In a delightful tweet today, @DanielHannan reminds us of an important quote from archetypal conservative Edmund Burke:

This, in turn, reminded me of a quote from another conservative luminary, William F. Buckley:

“I would rather be governed by the first 2000 people in the Boston telephone directory than by the 2000 people on the faculty of Harvard University.”

Here that is in broader and more revealing context:

Conservatives for the little guy? What is going on here? It’s simple, really . . .

The core ideology of the political right (the actual right—not the bogeyman right that the left likes to imagine and portray) is classical liberalism. (Once simply called liberalism), classical liberalism is a bird with two wings . . .

One wing focuses on the core principles: the natural rights and freedom of the individual human person and all that that entails—skepticism of and limitations upon power; free markets and voluntary exchange; emergent order; and the sovereign individual, rather than the collective, as the fundamental unit of moral concern and analysis in society. Today’s libertarians tend to focus their attention here.

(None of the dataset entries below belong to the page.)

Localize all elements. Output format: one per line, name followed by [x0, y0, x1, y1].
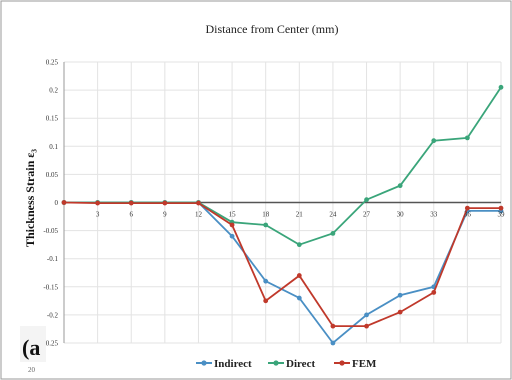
data-point-direct [397, 183, 403, 189]
y-axis-label: Thickness Strain ε₃ [23, 149, 37, 247]
series-line-fem [63, 201, 501, 328]
y-tick-label: -0.05 [43, 227, 58, 235]
legend: Indirect Direct FEM [196, 358, 377, 370]
data-point-fem [364, 323, 369, 329]
y-tick-label: -0.15 [43, 283, 58, 291]
x-tick-label: 21 [296, 211, 304, 219]
data-point-direct [330, 231, 336, 236]
legend-marker-indirect [201, 360, 207, 366]
legend-label-direct: Direct [286, 358, 315, 370]
x-tick-label: 24 [329, 211, 337, 219]
y-tick-label: 0.25 [46, 59, 59, 67]
data-point-fem [263, 298, 269, 304]
x-tick-label: 18 [262, 211, 270, 219]
data-point-fem [95, 200, 101, 206]
x-tick-label: 33 [430, 211, 438, 219]
y-tick-label: -0.2 [47, 311, 59, 319]
legend-marker-fem [339, 360, 345, 366]
data-point-direct [296, 242, 302, 248]
legend-label-indirect: Indirect [214, 358, 252, 370]
series-lines [61, 84, 504, 346]
data-point-direct [464, 135, 470, 141]
y-tick-label: 0.15 [46, 115, 59, 123]
data-point-fem [330, 323, 336, 329]
data-point-indirect [296, 295, 302, 301]
x-tick-label: 36 [464, 211, 472, 219]
data-point-fem [431, 290, 437, 295]
data-point-indirect [229, 233, 235, 239]
chart-title: Distance from Center (mm) [206, 22, 339, 36]
data-point-fem [397, 309, 403, 315]
y-tick-label: 0 [55, 199, 59, 207]
data-point-fem [162, 200, 168, 206]
data-point-direct [263, 222, 269, 228]
y-tick-label: 0.1 [49, 143, 58, 151]
data-point-direct [364, 197, 369, 203]
data-point-indirect [330, 340, 336, 346]
data-point-fem [196, 200, 201, 206]
data-point-fem [464, 205, 470, 211]
corner-label: 20 [28, 366, 36, 374]
x-tick-label: 9 [163, 211, 167, 219]
x-tick-label: 12 [195, 211, 203, 219]
x-tick-label: 39 [498, 211, 506, 219]
data-point-direct [498, 84, 504, 90]
x-tick-label: 30 [397, 211, 405, 219]
data-point-fem [128, 200, 134, 206]
data-point-fem [498, 205, 504, 211]
tick-labels: 0.25 0.2 0.15 0.1 0.05 0 -0.05 -0.1 -0.15 -0.2 -0.… [43, 59, 505, 348]
legend-label-fem: FEM [352, 358, 377, 370]
data-point-fem [229, 222, 235, 228]
data-point-indirect [263, 278, 269, 284]
y-tick-label: 0.2 [49, 87, 58, 95]
legend-marker-direct [273, 360, 279, 366]
panel-label: (a [22, 335, 40, 360]
y-tick-label: 0.05 [46, 171, 59, 179]
y-tick-label: -0.25 [43, 340, 58, 348]
panel-label-background [20, 326, 46, 362]
y-tick-label: -0.1 [47, 255, 59, 263]
x-tick-label: 27 [363, 211, 371, 219]
data-point-fem [61, 200, 67, 205]
x-tick-label: 6 [129, 211, 133, 219]
x-tick-label: 15 [229, 211, 237, 219]
data-point-indirect [364, 312, 369, 318]
data-point-fem [296, 273, 302, 278]
data-point-indirect [397, 292, 403, 298]
x-tick-label: 3 [96, 211, 100, 219]
data-point-direct [431, 138, 437, 144]
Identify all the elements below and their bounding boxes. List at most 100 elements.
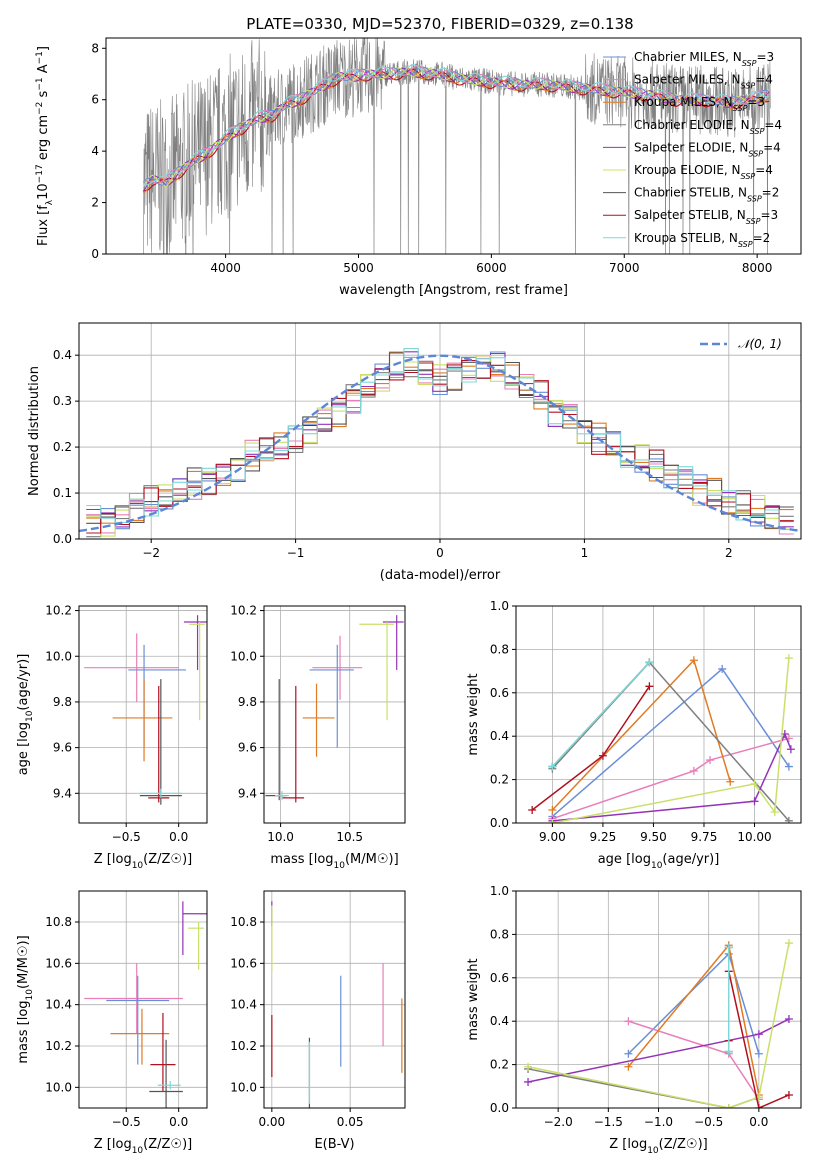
x-tick-label: 0.00 bbox=[258, 1115, 285, 1129]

The other wing is Anglophone-style “conservatism,” of which Burke is usually considered the prototypical figure. The conservative focus is on tradition and the value of accumulated human wisdom. “Previous generations have already gone through this,” says the conservative. “Let’s look at what they’ve already figured out and build on that, rather than making sudden, radical changes.”

Classical liberal ideas are universal and have developed in locations throughout the world, but their fullest bloom and most successful instantiation occurred in Britain, and spread thence throughout the Anglosphere. And it all grew in a very “conservative” way, with developments and institutions building upon each other over time. The gradually increasing application of the idea that rulers are not above the law. The development of a layered system of decentralized power. Subsidiarity and local control. Juries made of people, not potentates. The rise of parliament and the growth of the highly successful common-law system. Yes, there were also punctuated moments of revolution and rapid change, but on the whole, classical liberalism—like an ancient, slow-growing tree with deep roots—evolved organically and conservatively. Gradually, yet inexorably, humans are grasping the inescapable and universal nature of its truths.* Though many of today’s libertarians are hostile to conservatism—some even expressing dislike for conservatives in general—classic Anglophone conservatism was integral to the development of classical liberalism.

It is also almost certainly essential to its ongoing health and success . . .

A proper application of libertarian principles may simply be unworkable without the values and approaches of conservatism. If people are not going to be governed from without, or only very lightly governed in a minarchist system, then they must be self-governing. Human culture has evolved many organic social systems for fostering harmonious interactions among individuals and communities: reputation, stigma, respect, ethics, social norms, shared traditions, established patterns, and much more. Judeo-Christian religion, and the ideological principles that grew therefrom, have played a major role in establishing ethical baselines. The conservative tends to understand the value of preserving these systems.

The conservative is concerned with, and even has a reverence for, the natural, the evolved, the tested. And nothing is more natural and tested than the universal and immovable principles of classical liberalism. The conservative isn’t trying to conserve these principles just for the sake of conserving things. These principles—the precepts of that other “wing”—are the organic root of human morality. The conservative seeks to conserve them because they are essential to human flourishing.

So finally, here’s the rub . . .

The conservative understands that it does not take a university degree to understand the organic and evolved principles of classical liberalism. You don’t need to be an intellectual to understand rights. Young children understand rights. Even birds, butterflies, and other animals have rudimentary forms of property and reciprocal justice. Most importantly . . . you don’t need to be a member of a political elite to recognize the fundamental freedom of the individual human person. In fact, being a member of such an elite is often detrimental to that understanding.

All of us have an innate and natural understanding of these natural human principles. They are not the province of philosophers alone, and they are certainly not a gift bestowed upon us by government or an intellectual priesthood. That is why Burke and Buckley see, respect, and even revere the natural wisdom of the “average” person.

Leftism, by contrast, tends to be obsessed with “experts” and authority. The leftist system purports to be about “the people” even as it places power in an ever-smaller number of officials—with its ultimate evolution leading to dictators, party oligarchy, and ruling families like the Kims and the Castros. Under leftism, the people equally share in the privations, misery, and oppression of its unworkable system, while a tiny group of elites enjoy the spoils of power and privilege.

Remind me again which ideology truly values and respects “the people”?

*The French Revolution, by contrast, showed us what happens when people less grounded in liberal principles attempt to apply them quickly. Though technically inspired by the liberalism of the Enlightenment, the radical, egalitarian, through-a-glass-darkly version of the French revolutionaries proved to be a fork in the road, leading to modern leftism, and ultimately, its most totalitarian manifestations.